When I say non-intrusive, I mean there is background wallpaper, on my PC currently the default background presented by LXDE, with a tiny little panel across the bottom of the screen.
That’s right. A tiny little panel across the bottom of the screen, and a little LXDE logo at the left end of the panel that you click to find all your programs and systems tools, neatly organized in categories the way a Linux desktop is supposed to organize programs and system tools.
Let’s look at my desktop in real life:
See that? I typed the previous sentence, then took a screenshot. Did you notice that I had the screen pretty well covered? I had the Bluefish text/code editor window in which I wrote this blog post, the LXDE website open in a browser window, the Gimp, which I used to process images for this story (and to take the screen shot) and Eric S. Raymond’s blog, Armed and Dangerous, in yet another layered browser window so I had something not-work to read in between writing tasks because, as you know, all work and no play makes Robin a dull boy — and we can’t have that, can we?

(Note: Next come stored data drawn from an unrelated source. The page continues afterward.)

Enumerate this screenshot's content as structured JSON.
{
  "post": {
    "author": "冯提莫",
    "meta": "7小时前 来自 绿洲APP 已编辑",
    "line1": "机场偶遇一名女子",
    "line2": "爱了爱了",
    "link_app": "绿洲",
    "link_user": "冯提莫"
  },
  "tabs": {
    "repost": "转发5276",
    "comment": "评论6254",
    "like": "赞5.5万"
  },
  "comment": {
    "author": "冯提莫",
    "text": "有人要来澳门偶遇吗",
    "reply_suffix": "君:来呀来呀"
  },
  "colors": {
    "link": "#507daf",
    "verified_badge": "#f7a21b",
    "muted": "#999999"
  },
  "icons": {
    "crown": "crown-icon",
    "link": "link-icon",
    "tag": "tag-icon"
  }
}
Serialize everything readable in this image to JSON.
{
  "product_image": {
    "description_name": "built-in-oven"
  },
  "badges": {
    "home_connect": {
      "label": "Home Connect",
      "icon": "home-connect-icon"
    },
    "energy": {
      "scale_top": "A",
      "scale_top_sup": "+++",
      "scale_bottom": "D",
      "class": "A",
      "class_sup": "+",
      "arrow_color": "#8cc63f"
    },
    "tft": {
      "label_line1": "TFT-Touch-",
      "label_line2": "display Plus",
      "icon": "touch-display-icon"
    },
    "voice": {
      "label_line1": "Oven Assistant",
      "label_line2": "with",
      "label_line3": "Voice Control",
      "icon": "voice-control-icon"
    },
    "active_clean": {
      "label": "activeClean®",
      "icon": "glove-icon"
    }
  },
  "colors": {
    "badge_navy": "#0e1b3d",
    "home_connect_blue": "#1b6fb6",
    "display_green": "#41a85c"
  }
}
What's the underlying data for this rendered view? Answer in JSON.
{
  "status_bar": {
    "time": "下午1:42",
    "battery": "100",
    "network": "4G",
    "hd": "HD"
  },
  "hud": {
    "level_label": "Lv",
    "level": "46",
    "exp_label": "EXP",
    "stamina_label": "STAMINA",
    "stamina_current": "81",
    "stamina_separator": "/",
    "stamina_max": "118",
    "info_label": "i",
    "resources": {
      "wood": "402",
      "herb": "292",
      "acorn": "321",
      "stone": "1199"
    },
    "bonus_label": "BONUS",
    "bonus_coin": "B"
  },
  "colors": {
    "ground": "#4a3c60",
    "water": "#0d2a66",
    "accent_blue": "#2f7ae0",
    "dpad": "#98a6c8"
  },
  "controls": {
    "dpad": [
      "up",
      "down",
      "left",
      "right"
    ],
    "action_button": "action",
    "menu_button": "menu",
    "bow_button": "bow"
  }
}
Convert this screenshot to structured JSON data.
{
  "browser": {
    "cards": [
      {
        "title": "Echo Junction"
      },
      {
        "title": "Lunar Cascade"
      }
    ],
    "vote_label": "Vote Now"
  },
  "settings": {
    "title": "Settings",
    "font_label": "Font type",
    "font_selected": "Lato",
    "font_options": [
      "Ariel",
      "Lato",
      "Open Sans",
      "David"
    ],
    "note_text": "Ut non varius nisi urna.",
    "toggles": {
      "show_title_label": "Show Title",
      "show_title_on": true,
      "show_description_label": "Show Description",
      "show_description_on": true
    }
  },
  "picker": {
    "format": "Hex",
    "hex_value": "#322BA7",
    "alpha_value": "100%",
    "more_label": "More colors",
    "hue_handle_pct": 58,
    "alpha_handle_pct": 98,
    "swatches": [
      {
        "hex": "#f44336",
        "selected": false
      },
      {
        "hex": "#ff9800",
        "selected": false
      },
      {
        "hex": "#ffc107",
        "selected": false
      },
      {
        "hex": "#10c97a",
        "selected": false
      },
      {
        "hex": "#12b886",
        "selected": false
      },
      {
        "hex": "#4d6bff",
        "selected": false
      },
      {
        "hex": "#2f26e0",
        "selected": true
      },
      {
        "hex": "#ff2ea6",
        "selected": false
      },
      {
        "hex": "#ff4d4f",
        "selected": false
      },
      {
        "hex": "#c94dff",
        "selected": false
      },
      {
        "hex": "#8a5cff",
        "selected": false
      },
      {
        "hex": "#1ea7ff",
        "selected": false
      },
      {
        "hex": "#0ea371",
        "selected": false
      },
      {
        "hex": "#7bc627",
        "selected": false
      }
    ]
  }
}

I don’t expect you — or anyone, really, to share my taste in computer desktop appearance. I lean toward industrial grey. My computers are work machines, not toys. I want them to sit quietly where I put them, speak when spoken to, and to do what I tell them and not suddenly reboot because the Big Electron in Redmond told them to without checking first to see if I was doing something important.
I have said before that, whenever possible, I use programs that work in Linux, Android, and Windows, so operating systems are getting less important to me every day. When you think about it, you spend little of your computing time working with your operating system. You “use” Facebook or video editing software or possibly a CAD program. If the CAD program that best serves your need only runs on WoogieOS, you install WoogieOS on one of your computers so you can use it. Presumably, if you are part of a team, coworkers who use the same CAD program you do also run WoogieOS.
But here I am, talking up Linux as fervently as a Fanboi in 1997 who was convinced that next year (or maybe the year after) would be the year of the Linux desktop.
I use Linux for almost everything except video editing, because I have a strong preference for Sony Vegas as my editing software, and it only runs in Windows.I prefer Linux for virtually everything else I do with my computer.
And even saying “I like Linux” is too broad. The desktop environment is is the face of Linux to ordinary users (like me), so when I say, “I like Linux, I’m really saying that (apart from favorable licensing and technological excellence), I like LXDE — and I especially like it in comparison to Windows 8 and 8.1, both of which I thoroughly detest.